- Supreme Court of the United States

Argued December 9–10, 1891 Decided January 11, 1892
- Full case name: Counselman v. Hitchcock
- Citations: 142 U.S. 547 (more) 12 S. Ct. 195; 35 L. Ed. 1110; 1892 U.S. LEXIS 1990; 3 A.F.T.R. (P-H) 2529

Case history
- Prior: Appeal from the Circuit Court of the United States for the Northern District of Illinois

Court membership
- Chief Justice Melville Fuller Associate Justices Stephen J. Field · Joseph P. Bradley John M. Harlan · Horace Gray Samuel Blatchford · Lucius Q. C. Lamar II David J. Brewer · Henry B. Brown

Case opinion
- Majority: Blatchford, joined by unanimous

= Counselman v.

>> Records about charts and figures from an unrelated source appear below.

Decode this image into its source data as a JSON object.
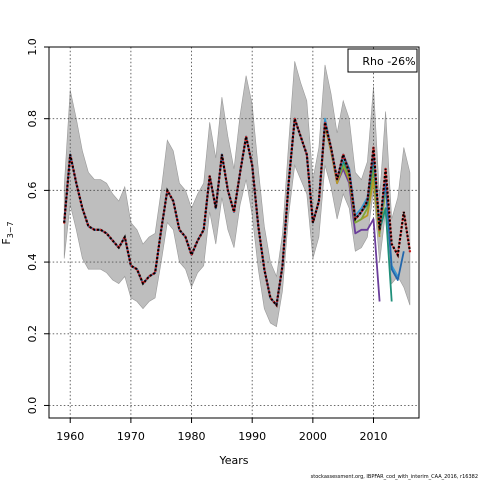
{
  "chart_data": {
    "type": "line",
    "xlabel": "Years",
    "ylabel": "F",
    "ylabel_sub": "3−7",
    "xlim": [
      1956.5,
      2017.5
    ],
    "ylim": [
      -0.035,
      1.0
    ],
    "x_ticks": [
      1960,
      1970,
      1980,
      1990,
      2000,
      2010
    ],
    "x_tick_labels": [
      "1960",
      "1970",
      "1980",
      "1990",
      "2000",
      "2010"
    ],
    "y_ticks": [
      0.0,
      0.2,
      0.4,
      0.6,
      0.8,
      1.0
    ],
    "y_tick_labels": [
      "0.0",
      "0.2",
      "0.4",
      "0.6",
      "0.8",
      "1.0"
    ],
    "grid": true,
    "legend": {
      "text": "Rho -26%",
      "placement": "top-right"
    },
    "credit": "stockassessment.org, IBPFAR_cod_with_interim_CAA_2016, r16382",
    "colors": {
      "band": "#bebebe",
      "band_edge": "#999999",
      "retro": [
        "#2166ac",
        "#3a9ad0",
        "#1f8f7a",
        "#7da63b",
        "#b89a25",
        "#6a3d9a"
      ],
      "dotted": "#000000",
      "dotted_highlight": "#d62728"
    },
    "ci_band": {
      "x": [
        1959,
        1960,
        1961,
        1962,
        1963,
        1964,
        1965,
        1966,
        1967,
        1968,
        1969,
        1970,
        1971,
        1972,
        1973,
        1974,
        1975,
        1976,
        1977,
        1978,
        1979,
        1980,
        1981,
        1982,
        1983,
        1984,
        1985,
        1986,
        1987,
        1988,
        1989,
        1990,
        1991,
        1992,
        1993,
        1994,
        1995,
        1996,
        1997,
        1998,
        1999,
        2000,
        2001,
        2002,
        2003,
        2004,
        2005,
        2006,
        2007,
        2008,
        2009,
        2010,
        2011,
        2012,
        2013,
        2014,
        2015,
        2016
      ],
      "upper": [
        0.61,
        0.88,
        0.8,
        0.71,
        0.65,
        0.63,
        0.63,
        0.62,
        0.59,
        0.57,
        0.61,
        0.51,
        0.49,
        0.45,
        0.47,
        0.48,
        0.6,
        0.74,
        0.71,
        0.62,
        0.6,
        0.55,
        0.59,
        0.62,
        0.79,
        0.69,
        0.86,
        0.75,
        0.66,
        0.81,
        0.92,
        0.84,
        0.66,
        0.5,
        0.4,
        0.36,
        0.48,
        0.73,
        0.96,
        0.9,
        0.85,
        0.63,
        0.72,
        0.95,
        0.87,
        0.76,
        0.85,
        0.8,
        0.65,
        0.63,
        0.68,
        0.89,
        0.58,
        0.82,
        0.52,
        0.58,
        0.72,
        0.65
      ],
      "lower": [
        0.41,
        0.56,
        0.49,
        0.41,
        0.38,
        0.38,
        0.38,
        0.37,
        0.35,
        0.34,
        0.36,
        0.3,
        0.29,
        0.27,
        0.29,
        0.3,
        0.4,
        0.51,
        0.49,
        0.4,
        0.38,
        0.33,
        0.37,
        0.39,
        0.54,
        0.45,
        0.58,
        0.49,
        0.44,
        0.56,
        0.63,
        0.53,
        0.38,
        0.27,
        0.23,
        0.22,
        0.32,
        0.53,
        0.67,
        0.63,
        0.59,
        0.41,
        0.47,
        0.67,
        0.61,
        0.52,
        0.59,
        0.55,
        0.43,
        0.44,
        0.47,
        0.6,
        0.4,
        0.54,
        0.34,
        0.36,
        0.33,
        0.28
      ]
    },
    "series": [
      {
        "x": [
          1959,
          1960,
          1961,
          1962,
          1963,
          1964,
          1965,
          1966,
          1967,
          1968,
          1969,
          1970,
          1971,
          1972,
          1973,
          1974,
          1975,
          1976,
          1977,
          1978,
          1979,
          1980,
          1981,
          1982,
          1983,
          1984,
          1985,
          1986,
          1987,
          1988,
          1989,
          1990,
          1991,
          1992,
          1993,
          1994,
          1995,
          1996,
          1997,
          1998,
          1999,
          2000,
          2001,
          2002,
          2003,
          2004,
          2005,
          2006,
          2007,
          2008,
          2009,
          2010,
          2011,
          2012,
          2013,
          2014,
          2015,
          2016
        ],
        "y": [
          0.51,
          0.7,
          0.62,
          0.55,
          0.5,
          0.49,
          0.49,
          0.48,
          0.46,
          0.44,
          0.47,
          0.39,
          0.38,
          0.34,
          0.36,
          0.37,
          0.49,
          0.6,
          0.57,
          0.49,
          0.47,
          0.42,
          0.46,
          0.49,
          0.64,
          0.55,
          0.7,
          0.6,
          0.54,
          0.65,
          0.75,
          0.67,
          0.5,
          0.38,
          0.3,
          0.28,
          0.39,
          0.62,
          0.8,
          0.75,
          0.7,
          0.51,
          0.57,
          0.79,
          0.72,
          0.63,
          0.7,
          0.65,
          0.52,
          0.54,
          0.57,
          0.72,
          0.49,
          0.66,
          0.45,
          0.42,
          0.54,
          0.43
        ],
        "style": "dotted"
      },
      {
        "x": [
          1959,
          1960,
          1961,
          1962,
          1963,
          1964,
          1965,
          1966,
          1967,
          1968,
          1969,
          1970,
          1971,
          1972,
          1973,
          1974,
          1975,
          1976,
          1977,
          1978,
          1979,
          1980,
          1981,
          1982,
          1983,
          1984,
          1985,
          1986,
          1987,
          1988,
          1989,
          1990,
          1991,
          1992,
          1993,
          1994,
          1995,
          1996,
          1997,
          1998,
          1999,
          2000,
          2001,
          2002,
          2003,
          2004,
          2005,
          2006,
          2007,
          2008,
          2009,
          2010,
          2011,
          2012,
          2013,
          2014,
          2015
        ],
        "y": [
          0.51,
          0.7,
          0.62,
          0.55,
          0.5,
          0.49,
          0.49,
          0.48,
          0.46,
          0.44,
          0.47,
          0.39,
          0.38,
          0.34,
          0.36,
          0.37,
          0.49,
          0.6,
          0.57,
          0.49,
          0.47,
          0.42,
          0.46,
          0.49,
          0.64,
          0.55,
          0.7,
          0.6,
          0.54,
          0.65,
          0.75,
          0.67,
          0.5,
          0.38,
          0.3,
          0.28,
          0.39,
          0.62,
          0.8,
          0.75,
          0.7,
          0.51,
          0.57,
          0.79,
          0.72,
          0.63,
          0.7,
          0.66,
          0.52,
          0.54,
          0.57,
          0.7,
          0.5,
          0.63,
          0.38,
          0.35,
          0.43
        ],
        "style": "solid"
      },
      {
        "x": [
          1959,
          1960,
          1961,
          1962,
          1963,
          1964,
          1965,
          1966,
          1967,
          1968,
          1969,
          1970,
          1971,
          1972,
          1973,
          1974,
          1975,
          1976,
          1977,
          1978,
          1979,
          1980,
          1981,
          1982,
          1983,
          1984,
          1985,
          1986,
          1987,
          1988,
          1989,
          1990,
          1991,
          1992,
          1993,
          1994,
          1995,
          1996,
          1997,
          1998,
          1999,
          2000,
          2001,
          2002,
          2003,
          2004,
          2005,
          2006,
          2007,
          2008,
          2009,
          2010,
          2011,
          2012,
          2013,
          2014
        ],
        "y": [
          0.51,
          0.7,
          0.62,
          0.55,
          0.5,
          0.49,
          0.49,
          0.48,
          0.46,
          0.44,
          0.47,
          0.39,
          0.38,
          0.34,
          0.36,
          0.37,
          0.49,
          0.6,
          0.57,
          0.49,
          0.47,
          0.42,
          0.46,
          0.49,
          0.64,
          0.55,
          0.7,
          0.6,
          0.54,
          0.65,
          0.75,
          0.67,
          0.5,
          0.38,
          0.3,
          0.28,
          0.39,
          0.62,
          0.8,
          0.75,
          0.7,
          0.51,
          0.57,
          0.8,
          0.72,
          0.63,
          0.69,
          0.66,
          0.53,
          0.55,
          0.58,
          0.71,
          0.5,
          0.62,
          0.39,
          0.36
        ],
        "style": "solid"
      },
      {
        "x": [
          1959,
          1960,
          1961,
          1962,
          1963,
          1964,
          1965,
          1966,
          1967,
          1968,
          1969,
          1970,
          1971,
          1972,
          1973,
          1974,
          1975,
          1976,
          1977,
          1978,
          1979,
          1980,
          1981,
          1982,
          1983,
          1984,
          1985,
          1986,
          1987,
          1988,
          1989,
          1990,
          1991,
          1992,
          1993,
          1994,
          1995,
          1996,
          1997,
          1998,
          1999,
          2000,
          2001,
          2002,
          2003,
          2004,
          2005,
          2006,
          2007,
          2008,
          2009,
          2010,
          2011,
          2012,
          2013
        ],
        "y": [
          0.51,
          0.7,
          0.62,
          0.55,
          0.5,
          0.49,
          0.49,
          0.48,
          0.46,
          0.44,
          0.47,
          0.39,
          0.38,
          0.34,
          0.36,
          0.37,
          0.49,
          0.6,
          0.57,
          0.49,
          0.47,
          0.42,
          0.46,
          0.49,
          0.64,
          0.55,
          0.7,
          0.6,
          0.54,
          0.65,
          0.75,
          0.67,
          0.5,
          0.38,
          0.3,
          0.28,
          0.39,
          0.62,
          0.8,
          0.75,
          0.7,
          0.51,
          0.57,
          0.79,
          0.72,
          0.63,
          0.68,
          0.65,
          0.52,
          0.54,
          0.56,
          0.69,
          0.49,
          0.55,
          0.29
        ],
        "style": "solid"
      },
      {
        "x": [
          1959,
          1960,
          1961,
          1962,
          1963,
          1964,
          1965,
          1966,
          1967,
          1968,
          1969,
          1970,
          1971,
          1972,
          1973,
          1974,
          1975,
          1976,
          1977,
          1978,
          1979,
          1980,
          1981,
          1982,
          1983,
          1984,
          1985,
          1986,
          1987,
          1988,
          1989,
          1990,
          1991,
          1992,
          1993,
          1994,
          1995,
          1996,
          1997,
          1998,
          1999,
          2000,
          2001,
          2002,
          2003,
          2004,
          2005,
          2006,
          2007,
          2008,
          2009,
          2010,
          2011,
          2012
        ],
        "y": [
          0.51,
          0.7,
          0.62,
          0.55,
          0.5,
          0.49,
          0.49,
          0.48,
          0.46,
          0.44,
          0.47,
          0.39,
          0.38,
          0.34,
          0.36,
          0.37,
          0.49,
          0.6,
          0.57,
          0.49,
          0.47,
          0.42,
          0.46,
          0.49,
          0.64,
          0.55,
          0.7,
          0.6,
          0.54,
          0.65,
          0.75,
          0.67,
          0.5,
          0.38,
          0.3,
          0.28,
          0.39,
          0.62,
          0.8,
          0.75,
          0.7,
          0.51,
          0.57,
          0.79,
          0.72,
          0.63,
          0.67,
          0.64,
          0.51,
          0.52,
          0.55,
          0.66,
          0.48,
          0.6
        ],
        "style": "solid"
      },
      {
        "x": [
          1959,
          1960,
          1961,
          1962,
          1963,
          1964,
          1965,
          1966,
          1967,
          1968,
          1969,
          1970,
          1971,
          1972,
          1973,
          1974,
          1975,
          1976,
          1977,
          1978,
          1979,
          1980,
          1981,
          1982,
          1983,
          1984,
          1985,
          1986,
          1987,
          1988,
          1989,
          1990,
          1991,
          1992,
          1993,
          1994,
          1995,
          1996,
          1997,
          1998,
          1999,
          2000,
          2001,
          2002,
          2003,
          2004,
          2005,
          2006,
          2007,
          2008,
          2009,
          2010,
          2011
        ],
        "y": [
          0.51,
          0.7,
          0.62,
          0.55,
          0.5,
          0.49,
          0.49,
          0.48,
          0.46,
          0.44,
          0.47,
          0.39,
          0.38,
          0.34,
          0.36,
          0.37,
          0.49,
          0.6,
          0.57,
          0.49,
          0.47,
          0.42,
          0.46,
          0.49,
          0.64,
          0.55,
          0.7,
          0.6,
          0.54,
          0.65,
          0.75,
          0.67,
          0.5,
          0.38,
          0.3,
          0.28,
          0.39,
          0.62,
          0.8,
          0.75,
          0.7,
          0.51,
          0.57,
          0.78,
          0.71,
          0.62,
          0.67,
          0.63,
          0.51,
          0.52,
          0.53,
          0.63,
          0.47
        ],
        "style": "solid"
      },
      {
        "x": [
          1959,
          1960,
          1961,
          1962,
          1963,
          1964,
          1965,
          1966,
          1967,
          1968,
          1969,
          1970,
          1971,
          1972,
          1973,
          1974,
          1975,
          1976,
          1977,
          1978,
          1979,
          1980,
          1981,
          1982,
          1983,
          1984,
          1985,
          1986,
          1987,
          1988,
          1989,
          1990,
          1991,
          1992,
          1993,
          1994,
          1995,
          1996,
          1997,
          1998,
          1999,
          2000,
          2001,
          2002,
          2003,
          2004,
          2005,
          2006,
          2007,
          2008,
          2009,
          2010,
          2011
        ],
        "y": [
          0.51,
          0.7,
          0.62,
          0.55,
          0.5,
          0.49,
          0.49,
          0.48,
          0.46,
          0.44,
          0.47,
          0.39,
          0.38,
          0.34,
          0.36,
          0.37,
          0.49,
          0.6,
          0.57,
          0.49,
          0.47,
          0.42,
          0.46,
          0.49,
          0.64,
          0.55,
          0.7,
          0.6,
          0.54,
          0.65,
          0.75,
          0.67,
          0.5,
          0.38,
          0.3,
          0.28,
          0.39,
          0.62,
          0.8,
          0.75,
          0.7,
          0.51,
          0.57,
          0.78,
          0.71,
          0.62,
          0.66,
          0.62,
          0.48,
          0.49,
          0.49,
          0.52,
          0.29
        ],
        "style": "solid"
      }
    ]
  }
}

Hitchcock =

Counselman v. Hitchcock, 142 U.S. 547 (1892), is a United States Supreme Court case in which the Court ruled that not incriminating an individual for testimony was not the same as not requiring them to testify at all. The court reasoned that as long as evidence arising from the compelled testimony could incriminate the individual in any way, the Fifth Amendment guarantee against self-incrimination was not satisfied. The court then adopted the broader "transactional immunity" rule.